En mayo le diagnosticaron el tumor. Aún así, y a pesar de que una noticia de estas características da un giro de 180 grados a tu vida, tuvo la fuerza suficiente de terminar bachillerato. Entonces le tocó echar el freno entre tanta vorágine de cambios. Sus amigos saliendo y estudiando y Telmo, entre su cama y la del hospital. Es ahí cuando empezó a rumiar la idea, si el cuerpo se lo permitía, de presentarse a las pruebas de acceso a la universidad, como el resto de sus compañeros.

La tenacidad de Telmo
Detalle de la mano de este estudiante.

«Mi sueño es estudiar Ingeniería mecánica en la Universidad del País Vasco (UPV). Al menos quería intentar hacer los exámenes y no perder el año», explica Telmo. Se sentía preparado para horas de estudio, y contó con el apoyo de sus padres y de su oncólogo, el doctor Salinas, que confiaba en que si los plazos del tratamiento se cumplían, era muy conveniente que se presentara.

El servicio de oncología de Son Espases contactó con Llüisa Planas, coordinadora del aula hospitalaria, en el que los menores ingresados pueden estudiar mientras reciben tratamiento, y vivir algo de la normalidad que la enfermedad les ha arrebatado.

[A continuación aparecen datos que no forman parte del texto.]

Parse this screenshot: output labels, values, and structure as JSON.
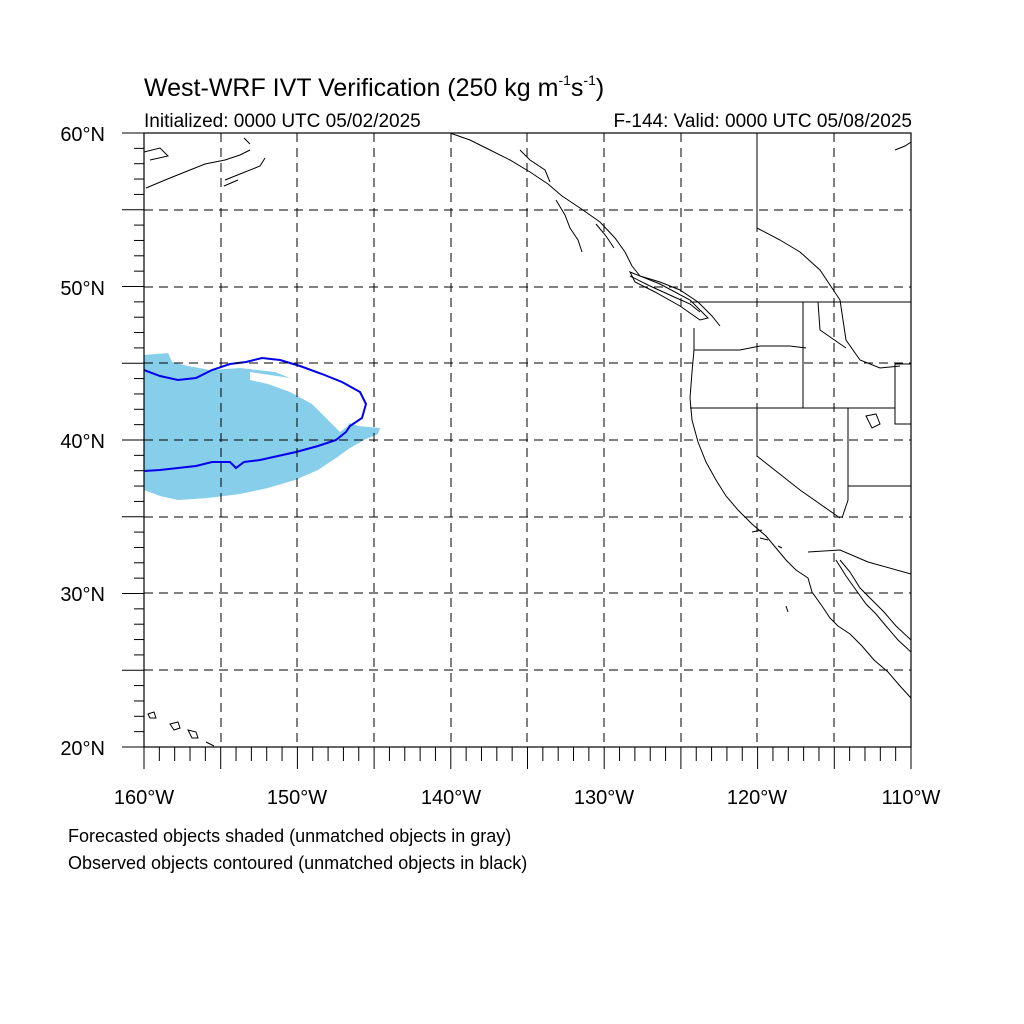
{
  "title": {
    "text": "West-WRF IVT Verification (250 kg m",
    "exp1": "-1",
    "mid": "s",
    "exp2": "-1",
    "close": ")"
  },
  "initialized": "Initialized: 0000 UTC 05/02/2025",
  "valid": "F-144: Valid: 0000 UTC 05/08/2025",
  "footnotes": {
    "line1": "Forecasted objects shaded (unmatched objects in gray)",
    "line2": "Observed objects contoured (unmatched objects in black)"
  },
  "map": {
    "lon_range": [
      -160,
      -110
    ],
    "lat_range": [
      20,
      60
    ],
    "lat_labels": [
      "60°N",
      "50°N",
      "40°N",
      "30°N",
      "20°N"
    ],
    "lon_labels": [
      "160°W",
      "150°W",
      "140°W",
      "130°W",
      "120°W",
      "110°W"
    ],
    "grid_spacing_deg": 5,
    "forecast_fill_color": "#87ceeb",
    "observed_contour_color": "#0000ee"
  }
}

«Fui a visitar a Telmo a la UCI, y le vi tan débil, pero al mismo tiempo tan convencido, que me disipó cualquier duda. Empecé a hacer llamadas para que pudiera realizar la selectividad», explica Planas, que se reunió con Dolors Forteza, encargada de planificar las pruebas de acceso a la UIB para alumnos con necesidades de apoyo, e iniciar el proceso.

Esfuerzo compartido

«Médicos y docentes coincidimos en que la salud era lo más importante. Por eso se decidió que, por primera vez, los exámenes se realizarían en el mismo hospital. Había sucedido en un par de ocasiones, pero la prueba se había llevado a cabo en casa del paciente, no en el mismo centro hospitalario», apunta Dolors Forteza.

La primera convocatoria de la EBAU coincidió con un ciclo de quimio de Telmo, así que se preparó todo para la extraordinaria de julio, entre el 6 y el 8. «Mismos exámenes y misma fecha que el resto de alumnos, controlado para que estuviera cómodo y con más tiempo para que descansase», enumera la responsable de la UIB. Y mientras esto sucedía, Telmo sacaba fuerzas para estudiar: «A veces con los libros, otras mediante apuntes, podcast... todo era bueno si aprendía», señala.

La tenacidad de Telmo
Dolors Forteza y Lüisa Planas, en el aula hospitalaria de Son Espases.

Los días que duró la selectividad fueron duros: «Toda el ala de pediatría pendiente de si me iba bien. Menuda presión», recuerda Telmo. Pero ahora, con el resultado en su poder, sabe que el esfuerzo ha valido la pena.

Ya solo queda ver si su nota le da para estudiar el grado que quiere, y seguir sonriendo como hace siempre, a pesar del tratamiento, contra viento y marea.